The best way to avoid these near surface velocity pitfalls is to always run a full suite of static programs. This would start with a refraction statics routine that is based on absolute first break arrival times. This will determine the near surface velocity and remove long wavelength anomalies (longer than a spread-length).

Follow this with a reflection-based surface consistent statics correction to remove any intermediate and short wavelength static shifts. Since static anomalies are by definition time invariant or independent of time, we should always be suspicious of vertically stacked structures or vertical faults, especially when they occur beneath surface features such as hills, valleys, rivers, swamps, etc.

Beyond the primary processing steps of deconvolution, stacking, and migration, many secondary processing techniques can be applied to improve the quality of the data. Like most things in life, a process that enhances one aspect of the data will often degrade another. For example, if our seismic objective is to locate collapsed Trenton-Black River dolomite zones, we would probably look for a structural sag at the Trenton reflector, boundary faults, and amplitude dimming. Secondary processes like F-K filtering and coherency filtering, while attenuating coherent noise and improving reflector continuity, would enhance horizontal smearing of the data, reducing structural sag, smoothing through boundary faults, and mixing amplitudes. Because the choice of processing flow and parameter selection is very subjective, it is always important that we give our processing contractor as much information as possible. This would include major reflector identification, best undisturbed zones for residual statics and deconvolution windows, and most important, target zones of interest with their expected seismic signatures.

INTERPRETATION

The most notorious pitfall made in seismic interpretation would be misidentifying reflecting horizons. For example, if our target is fractured Oriskany on the high side of a fault block and we mistake the Tully reflector for the Onondaga, we could easily drill the Onondaga on the low block (Fig. 3).

Even more embarrassing is misidentifying a thickened salt section as an Onondaga reef, which has happened on several occasions in New York and Pennsylvania. Since seismic reflectors are usually a composite of several acoustic impedance contrasts which can change over relatively short distances, it is always in our best interests to compare surface seismic data to synthetic seismograms.
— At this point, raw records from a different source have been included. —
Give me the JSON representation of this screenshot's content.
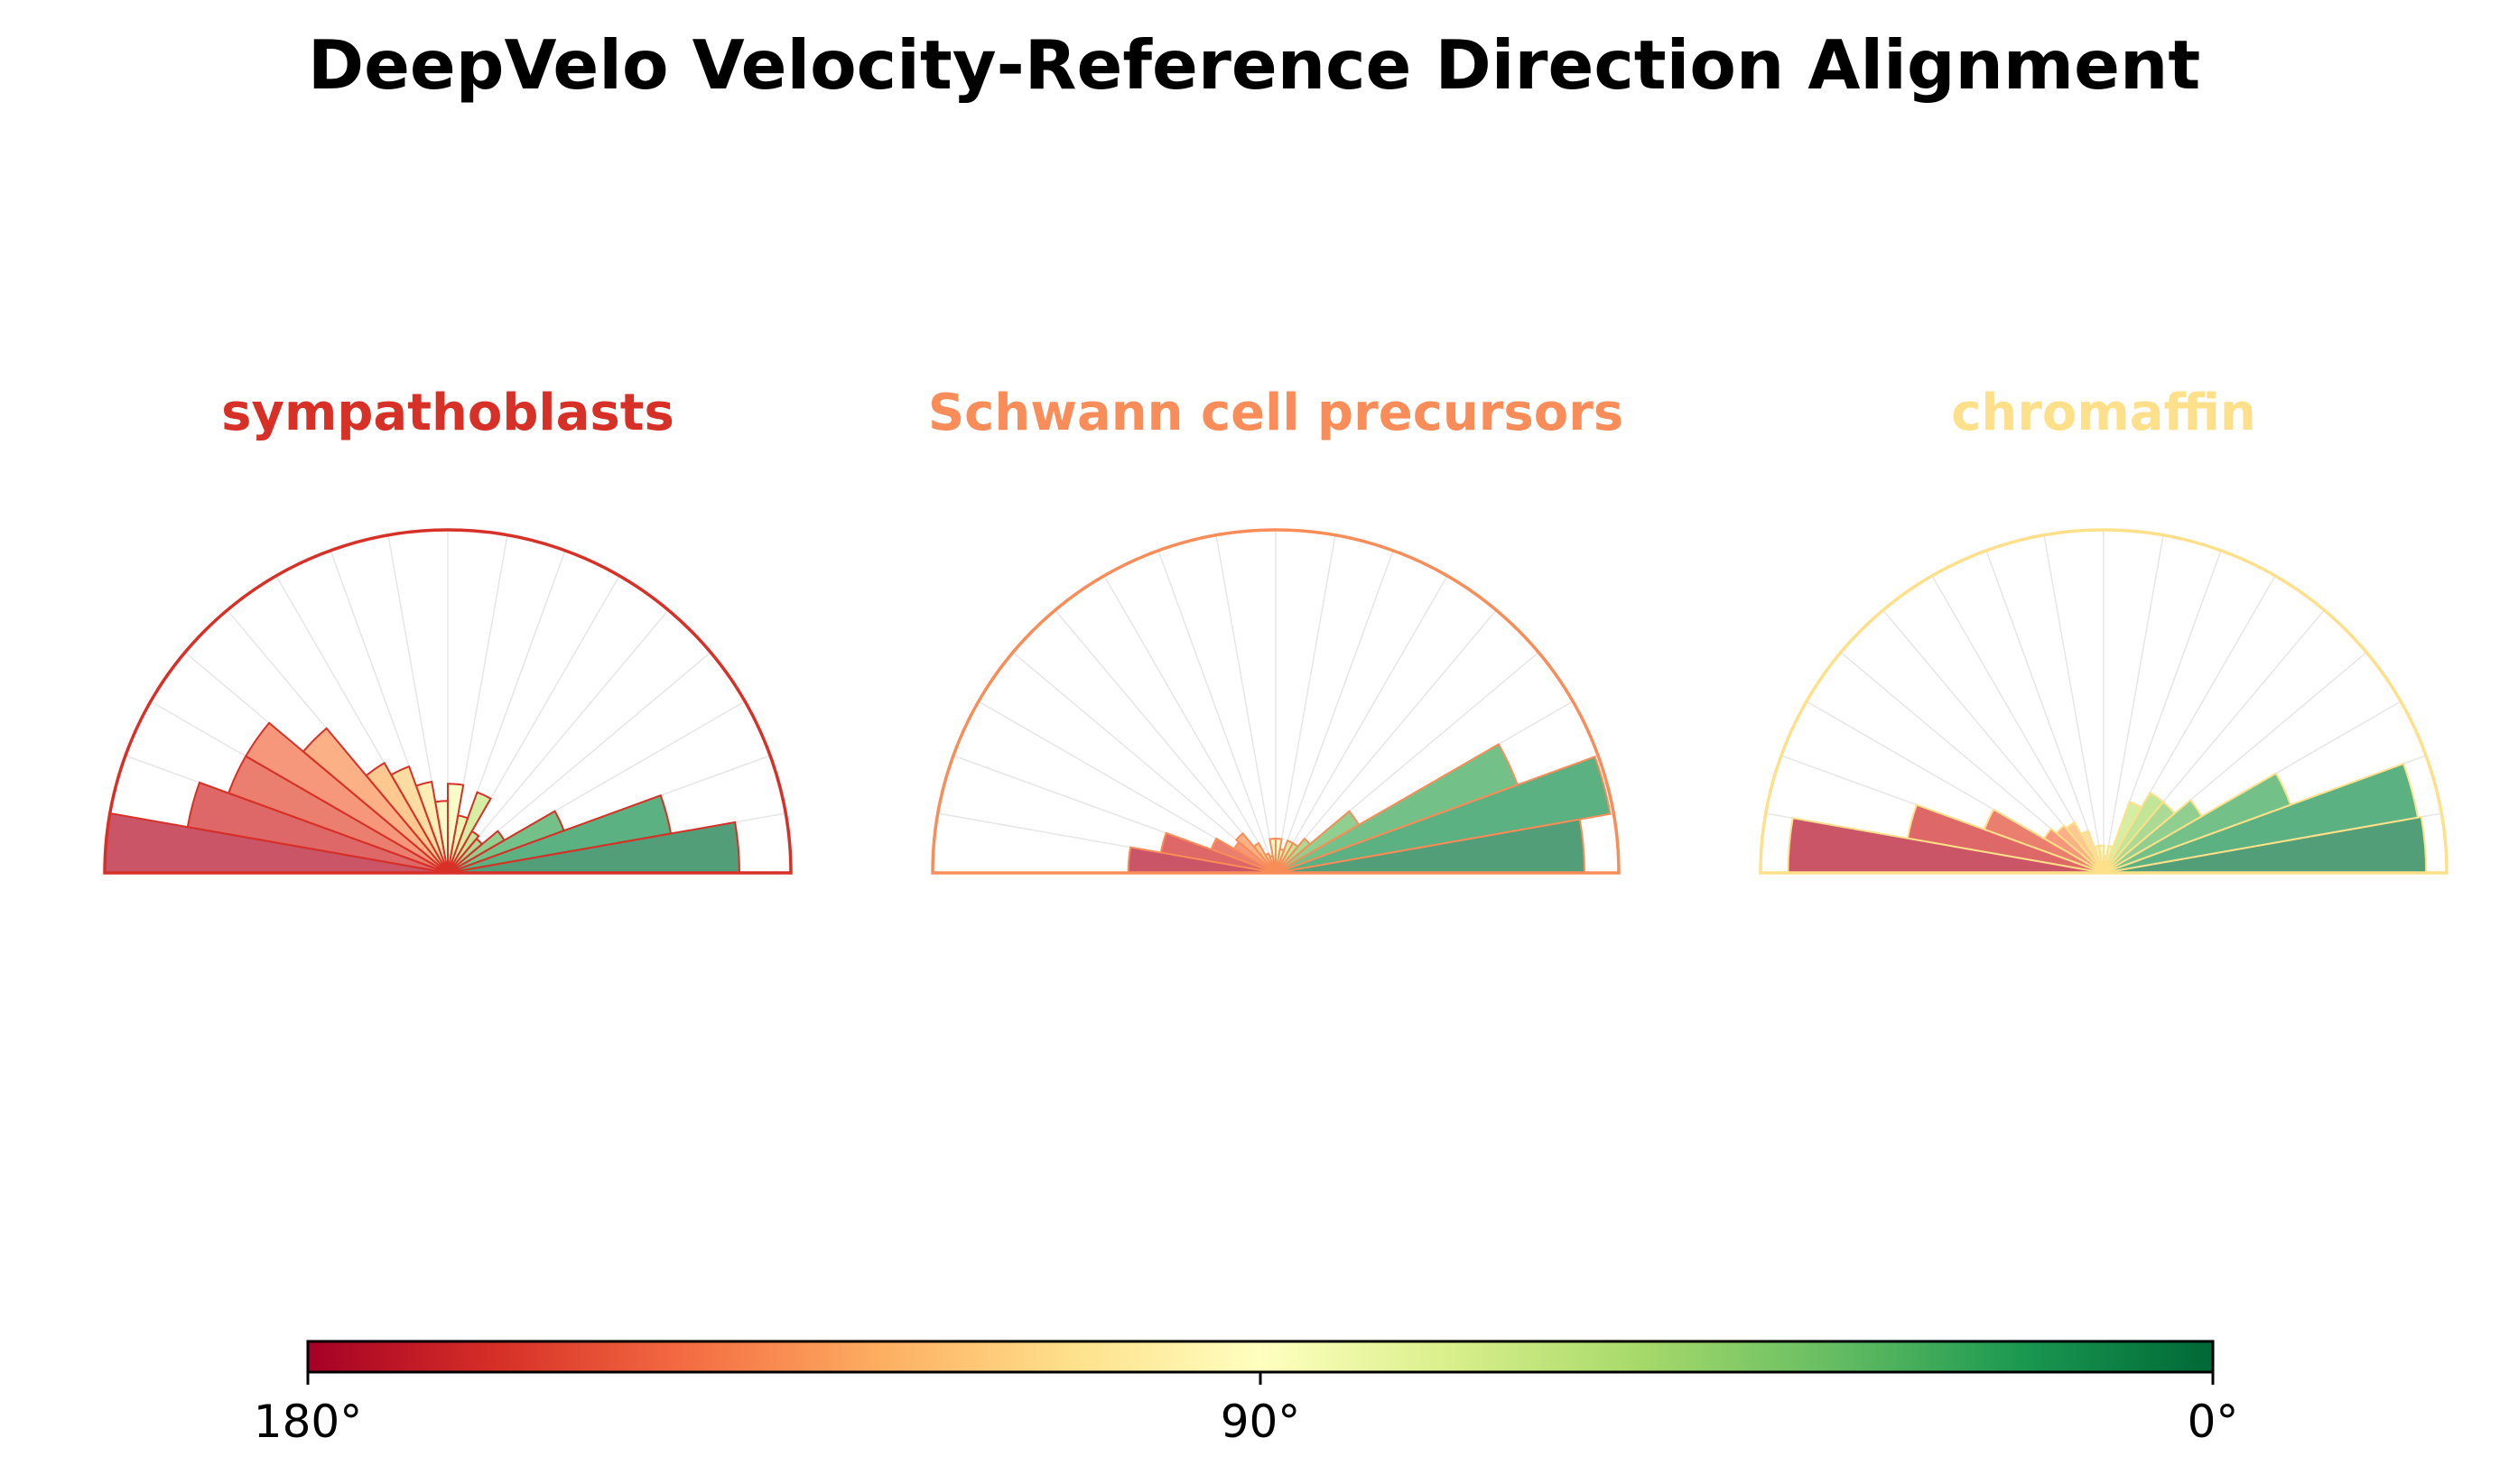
{
  "title": "DeepVelo Velocity-Reference Direction Alignment",
  "chart_data": [
    {
      "type": "polar-bar",
      "title": "sympathoblasts",
      "title_color": "#d73027",
      "theta_range_deg": [
        0,
        180
      ],
      "bin_width_deg": 10,
      "bins": [
        {
          "angle": 5,
          "value": 0.85
        },
        {
          "angle": 15,
          "value": 0.66
        },
        {
          "angle": 25,
          "value": 0.36
        },
        {
          "angle": 35,
          "value": 0.19
        },
        {
          "angle": 45,
          "value": 0.13
        },
        {
          "angle": 55,
          "value": 0.14
        },
        {
          "angle": 65,
          "value": 0.25
        },
        {
          "angle": 75,
          "value": 0.17
        },
        {
          "angle": 85,
          "value": 0.26
        },
        {
          "angle": 95,
          "value": 0.21
        },
        {
          "angle": 105,
          "value": 0.27
        },
        {
          "angle": 115,
          "value": 0.33
        },
        {
          "angle": 125,
          "value": 0.37
        },
        {
          "angle": 135,
          "value": 0.55
        },
        {
          "angle": 145,
          "value": 0.68
        },
        {
          "angle": 155,
          "value": 0.68
        },
        {
          "angle": 165,
          "value": 0.77
        },
        {
          "angle": 175,
          "value": 1.0
        }
      ]
    },
    {
      "type": "polar-bar",
      "title": "Schwann cell precursors",
      "title_color": "#f88d59",
      "theta_range_deg": [
        0,
        180
      ],
      "bin_width_deg": 10,
      "bins": [
        {
          "angle": 5,
          "value": 0.9
        },
        {
          "angle": 15,
          "value": 0.99
        },
        {
          "angle": 25,
          "value": 0.75
        },
        {
          "angle": 35,
          "value": 0.28
        },
        {
          "angle": 45,
          "value": 0.13
        },
        {
          "angle": 55,
          "value": 0.1
        },
        {
          "angle": 65,
          "value": 0.1
        },
        {
          "angle": 75,
          "value": 0.07
        },
        {
          "angle": 85,
          "value": 0.1
        },
        {
          "angle": 95,
          "value": 0.1
        },
        {
          "angle": 105,
          "value": 0.05
        },
        {
          "angle": 115,
          "value": 0.06
        },
        {
          "angle": 125,
          "value": 0.1
        },
        {
          "angle": 135,
          "value": 0.15
        },
        {
          "angle": 145,
          "value": 0.14
        },
        {
          "angle": 155,
          "value": 0.2
        },
        {
          "angle": 165,
          "value": 0.34
        },
        {
          "angle": 175,
          "value": 0.43
        }
      ]
    },
    {
      "type": "polar-bar",
      "title": "chromaffin",
      "title_color": "#fee08b",
      "theta_range_deg": [
        0,
        180
      ],
      "bin_width_deg": 10,
      "bins": [
        {
          "angle": 5,
          "value": 0.94
        },
        {
          "angle": 15,
          "value": 0.93
        },
        {
          "angle": 25,
          "value": 0.58
        },
        {
          "angle": 35,
          "value": 0.33
        },
        {
          "angle": 45,
          "value": 0.27
        },
        {
          "angle": 55,
          "value": 0.27
        },
        {
          "angle": 65,
          "value": 0.22
        },
        {
          "angle": 75,
          "value": 0.08
        },
        {
          "angle": 85,
          "value": 0.05
        },
        {
          "angle": 95,
          "value": 0.08
        },
        {
          "angle": 105,
          "value": 0.08
        },
        {
          "angle": 115,
          "value": 0.13
        },
        {
          "angle": 125,
          "value": 0.17
        },
        {
          "angle": 135,
          "value": 0.18
        },
        {
          "angle": 145,
          "value": 0.2
        },
        {
          "angle": 155,
          "value": 0.37
        },
        {
          "angle": 165,
          "value": 0.58
        },
        {
          "angle": 175,
          "value": 0.92
        }
      ]
    }
  ],
  "colorbar": {
    "colormap": "RdYlGn",
    "range_deg": [
      180,
      0
    ],
    "stops": [
      "#a50026",
      "#d73027",
      "#f46d43",
      "#fdae61",
      "#fee08b",
      "#ffffbf",
      "#d9ef8b",
      "#a6d96a",
      "#66bd63",
      "#1a9850",
      "#006837"
    ],
    "tick_values": [
      180,
      90,
      0
    ],
    "tick_labels": [
      "180°",
      "90°",
      "0°"
    ]
  }
}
These can be made from sonic logs; synthetic sonic logs constructed from gamma, neutron, and density logs; or corridor stacks from upgoing vertical seismic profile wavefields.

Many seismic prospects have ended in failure due to unrestrained interpretation scenarios which were not internally consistent or geologically reasonable. For instance, by integrating known geologic structural styles, gravity maps, magnetic maps, and well log data, certain stratigraphic and structural restrictions will be evident. By interpreting the entire seismic section, instead of a single horizon, the cause and effect relationships existing between the deep and shallow section will put additional constraints on the interpretation (Fig. 4).

With complex structural settings, seismic sections should be checked to see if bedlengths are consistent from one horizon to another horizon.

For example, within the large salt cored anticlines of the Allegheny Plateau, the Onondaga limestone is sometimes more complexly folded and faulted than the overlying Tully Limestone. The interpretation is especially difficult if the Onondaga is stacked. Ensuring total bedlengths for the Tully and Onondaga are approximately equal from syncline to syncline will reduce the possible interpretations.

With few of us being experts in all phases of oil and gas exploration, a synergetic approach that integrates geology, geophysics, and engineering will always enhance our exploration success rate.

REFERENCE

  1. Denham, L.R., "Line Length, The Neglected Parameter," Geophysics: The Leading Edge of Exploration, August 1984.